Meloni réplique et nie toute « interférence »
La Première ministre italienne n'a pas tardé à répliquer. Dans une interview accordée à la chaîne Sky TG24, elle a assuré regretter que Macron ait interprété son message comme une ingérence. « Je suis désolée que Macron l'ait vécu comme une interférence. Mon attention ne porte pas sur la France mais sur les risques de polarisation dans la société. L'interférence, c'est autre chose », a-t-elle précisé. Son cabinet a exprimé sa « stupéfaction » face aux propos du président français, soulignant que Meloni avait simplement exprimé « sa profonde tristesse et consternation face au meurtre tragique du jeune Quentin Deranque ».
Le ministre italien des Affaires étrangères, Antonio Tajani, a renchéri jeudi en déclarant que la mort de Quentin Deranque est « un fait grave qui nous concerne tous », faisant référence aux Années de plomb qui ont ensanglanté l'Italie. Cette montée au créneau de Rome illustre la solidarité idéologique qui lie les droites nationalistes européennes face à ce drame.
Un contexte politique inflammable en France
L'affaire Quentin Deranque s'inscrit dans un climat de tensions extrêmes entre extrême gauche et extrême droite en France. Le jeune homme de 23 ans, étudiant en mathématiques et militant nationaliste, a été mortellement agressé le 12 février en marge d'une conférence de l'eurodéputée LFI Rima Hassan à Sciences Po Lyon. Déclaré en état de mort cérébrale, il est décédé deux jours plus tard, le samedi 14 février.

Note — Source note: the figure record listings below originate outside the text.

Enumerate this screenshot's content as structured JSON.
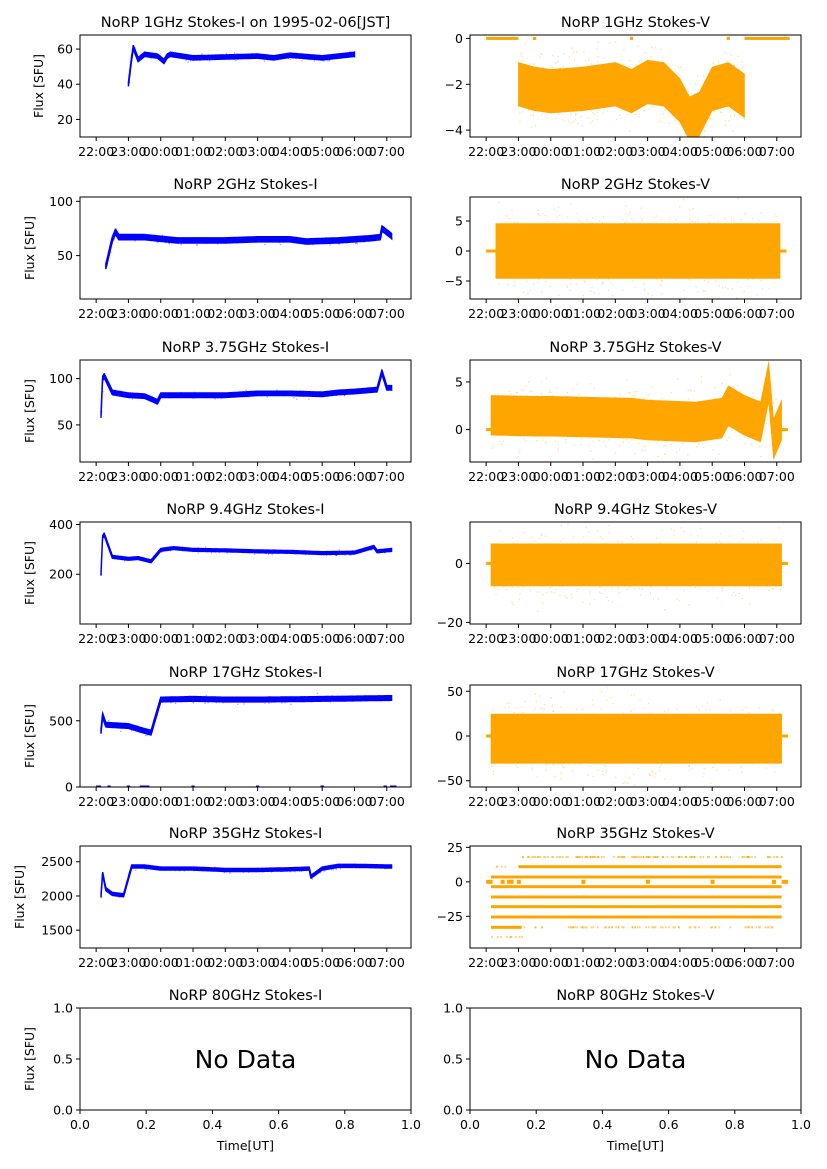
{
  "figure": {
    "type": "multi-panel time series",
    "date_label": "1995-02-06[JST]",
    "colors": {
      "stokes_i": "#0000ff",
      "stokes_v": "#ffa500",
      "axes": "#000000"
    }
  },
  "chart_data": [
    {
      "id": "i-1ghz",
      "type": "scatter",
      "title": "NoRP 1GHz Stokes-I on 1995-02-06[JST]",
      "ylabel": "Flux [SFU]",
      "xlabel": "",
      "ylim": [
        10,
        68
      ],
      "yticks": [
        20,
        40,
        60
      ],
      "ytick_labels": [
        "20",
        "40",
        "60"
      ],
      "xticks": [
        "22:00",
        "23:00",
        "00:00",
        "01:00",
        "02:00",
        "03:00",
        "04:00",
        "05:00",
        "06:00",
        "07:00"
      ],
      "color": "#0000ff",
      "kind": "I",
      "series": [
        {
          "name": "Stokes-I",
          "t": [
            23.0,
            23.1,
            23.15,
            23.3,
            23.5,
            23.9,
            24.1,
            24.2,
            24.3,
            25.0,
            26.0,
            27.0,
            27.5,
            28.0,
            29.0,
            29.5,
            30.0
          ],
          "y": [
            40,
            55,
            61,
            54,
            57,
            56,
            53,
            56,
            57,
            55,
            55.5,
            56,
            55,
            56.5,
            55,
            56,
            57
          ],
          "band": 1.5
        }
      ]
    },
    {
      "id": "v-1ghz",
      "type": "scatter",
      "title": "NoRP 1GHz Stokes-V",
      "ylabel": "",
      "xlabel": "",
      "ylim": [
        -4.3,
        0.15
      ],
      "yticks": [
        -4,
        -2,
        0
      ],
      "ytick_labels": [
        "−4",
        "−2",
        "0"
      ],
      "xticks": [
        "22:00",
        "23:00",
        "00:00",
        "01:00",
        "02:00",
        "03:00",
        "04:00",
        "05:00",
        "06:00",
        "07:00"
      ],
      "color": "#ffa500",
      "kind": "V",
      "zero_segments": [
        [
          22.0,
          23.0
        ],
        [
          23.45,
          23.55
        ],
        [
          26.45,
          26.55
        ],
        [
          29.45,
          29.55
        ],
        [
          30.0,
          31.4
        ]
      ],
      "series": [
        {
          "name": "Stokes-V",
          "t": [
            23.0,
            23.5,
            24.0,
            25.0,
            26.0,
            26.5,
            27.0,
            27.5,
            28.0,
            28.3,
            28.6,
            29.0,
            29.5,
            30.0
          ],
          "y": [
            -2.0,
            -2.2,
            -2.3,
            -2.2,
            -2.0,
            -2.3,
            -1.9,
            -2.0,
            -2.7,
            -3.5,
            -3.3,
            -2.2,
            -2.0,
            -2.5
          ],
          "band": 1.0
        }
      ]
    },
    {
      "id": "i-2ghz",
      "type": "scatter",
      "title": "NoRP 2GHz Stokes-I",
      "ylabel": "Flux [SFU]",
      "xlabel": "",
      "ylim": [
        10,
        104
      ],
      "yticks": [
        50,
        100
      ],
      "ytick_labels": [
        "50",
        "100"
      ],
      "xticks": [
        "22:00",
        "23:00",
        "00:00",
        "01:00",
        "02:00",
        "03:00",
        "04:00",
        "05:00",
        "06:00",
        "07:00"
      ],
      "color": "#0000ff",
      "kind": "I",
      "series": [
        {
          "name": "Stokes-I",
          "t": [
            22.3,
            22.5,
            22.6,
            22.7,
            23.5,
            24.5,
            26.0,
            27.0,
            28.0,
            28.5,
            29.5,
            30.5,
            30.8,
            30.85,
            31.15
          ],
          "y": [
            40,
            65,
            72,
            67,
            67,
            64,
            64,
            65,
            65,
            63,
            64,
            66,
            67,
            75,
            68
          ],
          "band": 3
        }
      ]
    },
    {
      "id": "v-2ghz",
      "type": "scatter",
      "title": "NoRP 2GHz Stokes-V",
      "ylabel": "",
      "xlabel": "",
      "ylim": [
        -8,
        9
      ],
      "yticks": [
        -5,
        0,
        5
      ],
      "ytick_labels": [
        "−5",
        "0",
        "5"
      ],
      "xticks": [
        "22:00",
        "23:00",
        "00:00",
        "01:00",
        "02:00",
        "03:00",
        "04:00",
        "05:00",
        "06:00",
        "07:00"
      ],
      "color": "#ffa500",
      "kind": "V",
      "zero_segments": [
        [
          22.0,
          22.3
        ],
        [
          31.1,
          31.3
        ]
      ],
      "series": [
        {
          "name": "Stokes-V",
          "t": [
            22.3,
            31.1
          ],
          "y": [
            0,
            0
          ],
          "band": 4.8
        }
      ]
    },
    {
      "id": "i-375ghz",
      "type": "scatter",
      "title": "NoRP 3.75GHz Stokes-I",
      "ylabel": "Flux [SFU]",
      "xlabel": "",
      "ylim": [
        10,
        120
      ],
      "yticks": [
        50,
        100
      ],
      "ytick_labels": [
        "50",
        "100"
      ],
      "xticks": [
        "22:00",
        "23:00",
        "00:00",
        "01:00",
        "02:00",
        "03:00",
        "04:00",
        "05:00",
        "06:00",
        "07:00"
      ],
      "color": "#0000ff",
      "kind": "I",
      "series": [
        {
          "name": "Stokes-I",
          "t": [
            22.15,
            22.2,
            22.25,
            22.5,
            23.0,
            23.5,
            23.9,
            24.0,
            25.0,
            26.0,
            27.0,
            28.0,
            29.0,
            29.5,
            30.0,
            30.7,
            30.85,
            31.0,
            31.15
          ],
          "y": [
            60,
            100,
            103,
            85,
            82,
            81,
            75,
            82,
            82,
            82,
            84,
            84,
            83,
            85,
            86,
            88,
            107,
            90,
            90
          ],
          "band": 3
        }
      ]
    },
    {
      "id": "v-375ghz",
      "type": "scatter",
      "title": "NoRP 3.75GHz Stokes-V",
      "ylabel": "",
      "xlabel": "",
      "ylim": [
        -3.4,
        7.3
      ],
      "yticks": [
        0,
        5
      ],
      "ytick_labels": [
        "0",
        "5"
      ],
      "xticks": [
        "22:00",
        "23:00",
        "00:00",
        "01:00",
        "02:00",
        "03:00",
        "04:00",
        "05:00",
        "06:00",
        "07:00"
      ],
      "color": "#ffa500",
      "kind": "V",
      "zero_segments": [
        [
          22.0,
          22.15
        ],
        [
          31.15,
          31.35
        ]
      ],
      "series": [
        {
          "name": "Stokes-V",
          "t": [
            22.15,
            23.5,
            24.0,
            26.5,
            27.0,
            28.5,
            29.3,
            29.5,
            30.0,
            30.5,
            30.75,
            30.9,
            31.15
          ],
          "y": [
            1.5,
            1.4,
            1.4,
            1.2,
            1.0,
            0.8,
            1.2,
            2.5,
            1.5,
            0.8,
            5.0,
            -1.0,
            1.0
          ],
          "band": 2.2
        }
      ]
    },
    {
      "id": "i-94ghz",
      "type": "scatter",
      "title": "NoRP 9.4GHz Stokes-I",
      "ylabel": "Flux [SFU]",
      "xlabel": "",
      "ylim": [
        0,
        410
      ],
      "yticks": [
        200,
        400
      ],
      "ytick_labels": [
        "200",
        "400"
      ],
      "xticks": [
        "22:00",
        "23:00",
        "00:00",
        "01:00",
        "02:00",
        "03:00",
        "04:00",
        "05:00",
        "06:00",
        "07:00"
      ],
      "color": "#0000ff",
      "kind": "I",
      "series": [
        {
          "name": "Stokes-I",
          "t": [
            22.15,
            22.2,
            22.25,
            22.5,
            23.0,
            23.3,
            23.7,
            24.0,
            24.4,
            25.0,
            26.0,
            27.0,
            28.0,
            29.0,
            30.0,
            30.6,
            30.7,
            31.15
          ],
          "y": [
            200,
            350,
            360,
            270,
            262,
            265,
            252,
            298,
            305,
            298,
            296,
            292,
            290,
            285,
            287,
            310,
            292,
            298
          ],
          "band": 7
        }
      ]
    },
    {
      "id": "v-94ghz",
      "type": "scatter",
      "title": "NoRP 9.4GHz Stokes-V",
      "ylabel": "",
      "xlabel": "",
      "ylim": [
        -20.5,
        14
      ],
      "yticks": [
        -20,
        0
      ],
      "ytick_labels": [
        "−20",
        "0"
      ],
      "xticks": [
        "22:00",
        "23:00",
        "00:00",
        "01:00",
        "02:00",
        "03:00",
        "04:00",
        "05:00",
        "06:00",
        "07:00"
      ],
      "color": "#ffa500",
      "kind": "V",
      "zero_segments": [
        [
          22.0,
          22.15
        ],
        [
          31.15,
          31.35
        ]
      ],
      "series": [
        {
          "name": "Stokes-V",
          "t": [
            22.15,
            31.15
          ],
          "y": [
            -0.5,
            -0.5
          ],
          "band": 7.5
        }
      ]
    },
    {
      "id": "i-17ghz",
      "type": "scatter",
      "title": "NoRP 17GHz Stokes-I",
      "ylabel": "Flux [SFU]",
      "xlabel": "",
      "ylim": [
        0,
        770
      ],
      "yticks": [
        0,
        500
      ],
      "ytick_labels": [
        "0",
        "500"
      ],
      "xticks": [
        "22:00",
        "23:00",
        "00:00",
        "01:00",
        "02:00",
        "03:00",
        "04:00",
        "05:00",
        "06:00",
        "07:00"
      ],
      "color": "#0000ff",
      "kind": "I",
      "series": [
        {
          "name": "Stokes-I",
          "t": [
            22.15,
            22.2,
            22.3,
            23.0,
            23.4,
            23.7,
            24.0,
            25.0,
            26.0,
            27.0,
            28.0,
            29.0,
            30.0,
            31.15
          ],
          "y": [
            420,
            540,
            470,
            460,
            430,
            410,
            660,
            665,
            660,
            660,
            662,
            665,
            668,
            672
          ],
          "band": 22
        }
      ]
    },
    {
      "id": "v-17ghz",
      "type": "scatter",
      "title": "NoRP 17GHz Stokes-V",
      "ylabel": "",
      "xlabel": "",
      "ylim": [
        -57,
        57
      ],
      "yticks": [
        -50,
        0,
        50
      ],
      "ytick_labels": [
        "−50",
        "0",
        "50"
      ],
      "xticks": [
        "22:00",
        "23:00",
        "00:00",
        "01:00",
        "02:00",
        "03:00",
        "04:00",
        "05:00",
        "06:00",
        "07:00"
      ],
      "color": "#ffa500",
      "kind": "V",
      "zero_segments": [
        [
          22.0,
          22.15
        ],
        [
          31.15,
          31.35
        ]
      ],
      "series": [
        {
          "name": "Stokes-V",
          "t": [
            22.15,
            31.15
          ],
          "y": [
            -3,
            -3
          ],
          "band": 29
        }
      ]
    },
    {
      "id": "i-35ghz",
      "type": "scatter",
      "title": "NoRP 35GHz Stokes-I",
      "ylabel": "Flux [SFU]",
      "xlabel": "",
      "ylim": [
        1240,
        2730
      ],
      "yticks": [
        1500,
        2000,
        2500
      ],
      "ytick_labels": [
        "1500",
        "2000",
        "2500"
      ],
      "xticks": [
        "22:00",
        "23:00",
        "00:00",
        "01:00",
        "02:00",
        "03:00",
        "04:00",
        "05:00",
        "06:00",
        "07:00"
      ],
      "color": "#0000ff",
      "kind": "I",
      "series": [
        {
          "name": "Stokes-I",
          "t": [
            22.15,
            22.2,
            22.3,
            22.5,
            22.85,
            23.1,
            23.5,
            24.0,
            25.0,
            26.0,
            27.0,
            28.0,
            28.6,
            28.65,
            29.0,
            29.5,
            30.0,
            31.15
          ],
          "y": [
            2000,
            2330,
            2100,
            2030,
            2010,
            2430,
            2430,
            2400,
            2400,
            2380,
            2380,
            2390,
            2400,
            2280,
            2400,
            2440,
            2440,
            2430
          ],
          "band": 28
        }
      ]
    },
    {
      "id": "v-35ghz",
      "type": "scatter",
      "title": "NoRP 35GHz Stokes-V",
      "ylabel": "",
      "xlabel": "",
      "ylim": [
        -48,
        26
      ],
      "yticks": [
        -25,
        0,
        25
      ],
      "ytick_labels": [
        "−25",
        "0",
        "25"
      ],
      "xticks": [
        "22:00",
        "23:00",
        "00:00",
        "01:00",
        "02:00",
        "03:00",
        "04:00",
        "05:00",
        "06:00",
        "07:00"
      ],
      "color": "#ffa500",
      "kind": "levels",
      "zero_segments": [
        [
          22.0,
          22.2
        ],
        [
          22.45,
          22.55
        ],
        [
          22.65,
          22.85
        ],
        [
          22.95,
          23.05
        ],
        [
          24.95,
          25.05
        ],
        [
          26.95,
          27.05
        ],
        [
          28.95,
          29.05
        ],
        [
          30.85,
          30.95
        ],
        [
          31.15,
          31.35
        ]
      ],
      "levels": [
        {
          "y": 18,
          "t": [
            23.1,
            31.15
          ],
          "strength": 0.55
        },
        {
          "y": 11,
          "t": [
            23.0,
            31.15
          ],
          "strength": 1.0
        },
        {
          "y": 11,
          "t": [
            22.25,
            22.65
          ],
          "strength": 0.35
        },
        {
          "y": 3.5,
          "t": [
            22.15,
            31.15
          ],
          "strength": 1.0
        },
        {
          "y": -3.5,
          "t": [
            22.15,
            31.15
          ],
          "strength": 1.0
        },
        {
          "y": -11,
          "t": [
            22.15,
            31.15
          ],
          "strength": 1.0
        },
        {
          "y": -18,
          "t": [
            22.15,
            31.15
          ],
          "strength": 1.0
        },
        {
          "y": -25.5,
          "t": [
            22.15,
            31.15
          ],
          "strength": 1.0
        },
        {
          "y": -33,
          "t": [
            22.15,
            31.15
          ],
          "strength": 0.3
        },
        {
          "y": -33,
          "t": [
            22.15,
            23.1
          ],
          "strength": 0.9
        },
        {
          "y": -40,
          "t": [
            22.15,
            23.1
          ],
          "strength": 0.35
        }
      ]
    },
    {
      "id": "i-80ghz",
      "type": "scatter",
      "title": "NoRP 80GHz Stokes-I",
      "ylabel": "Flux [SFU]",
      "xlabel": "Time[UT]",
      "ylim": [
        0,
        1
      ],
      "xlim": [
        0,
        1
      ],
      "yticks": [
        0,
        0.5,
        1
      ],
      "ytick_labels": [
        "0.0",
        "0.5",
        "1.0"
      ],
      "xticks_num": [
        0,
        0.2,
        0.4,
        0.6,
        0.8,
        1.0
      ],
      "xticks": [
        "0.0",
        "0.2",
        "0.4",
        "0.6",
        "0.8",
        "1.0"
      ],
      "kind": "empty",
      "annotation": "No Data"
    },
    {
      "id": "v-80ghz",
      "type": "scatter",
      "title": "NoRP 80GHz Stokes-V",
      "ylabel": "",
      "xlabel": "Time[UT]",
      "ylim": [
        0,
        1
      ],
      "xlim": [
        0,
        1
      ],
      "yticks": [
        0,
        0.5,
        1
      ],
      "ytick_labels": [
        "0.0",
        "0.5",
        "1.0"
      ],
      "xticks_num": [
        0,
        0.2,
        0.4,
        0.6,
        0.8,
        1.0
      ],
      "xticks": [
        "0.0",
        "0.2",
        "0.4",
        "0.6",
        "0.8",
        "1.0"
      ],
      "kind": "empty",
      "annotation": "No Data"
    }
  ]
}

Le procureur de Lyon, Thierry Dran, a requis la mise en examen de sept hommes pour homicide volontaire. Onze personnes au total ont été placées en garde à vue. Parmi les interpellés figure Jacques-Élie Favrot, assistant du député LFI Raphaël Arnault, poursuivi pour complicité par instigation et placé en détention provisoire. Si certains suspects reconnaissent leur présence sur les lieux et « admettent avoir porté des coups », tous nient avoir eu l'intention de tuer.
Sur le plan politique intérieur, Jordan Bardella, président du Rassemblement national, a accusé Emmanuel Macron ainsi que les anciens Premiers ministres Gabriel Attal et Édouard Philippe de « renforcer l'extrême gauche ». Le président a, de son côté, appelé « les partis extrêmes à faire le ménage » dans leurs rangs, renvoyant dos à dos les responsabilités. La famille de Quentin Deranque a quant à elle appelé au calme, condamnant « tout engrenage de la violence ».
Cet accrochage diplomatique intervient alors que les relations franco-italiennes connaissent des hauts et des bas depuis 2022. Emmanuel Macron et Giorgia Meloni doivent se retrouver en avril à Toulouse pour un sommet bilatéral, rendez-vous qui s'annonce désormais sous haute tension. Les sondages plaçant l'extrême droite en tête pour la présidentielle de 2027, l'affaire Quentin Deranque s'impose comme un tournant dans le débat politique français, aux ramifications désormais européennes.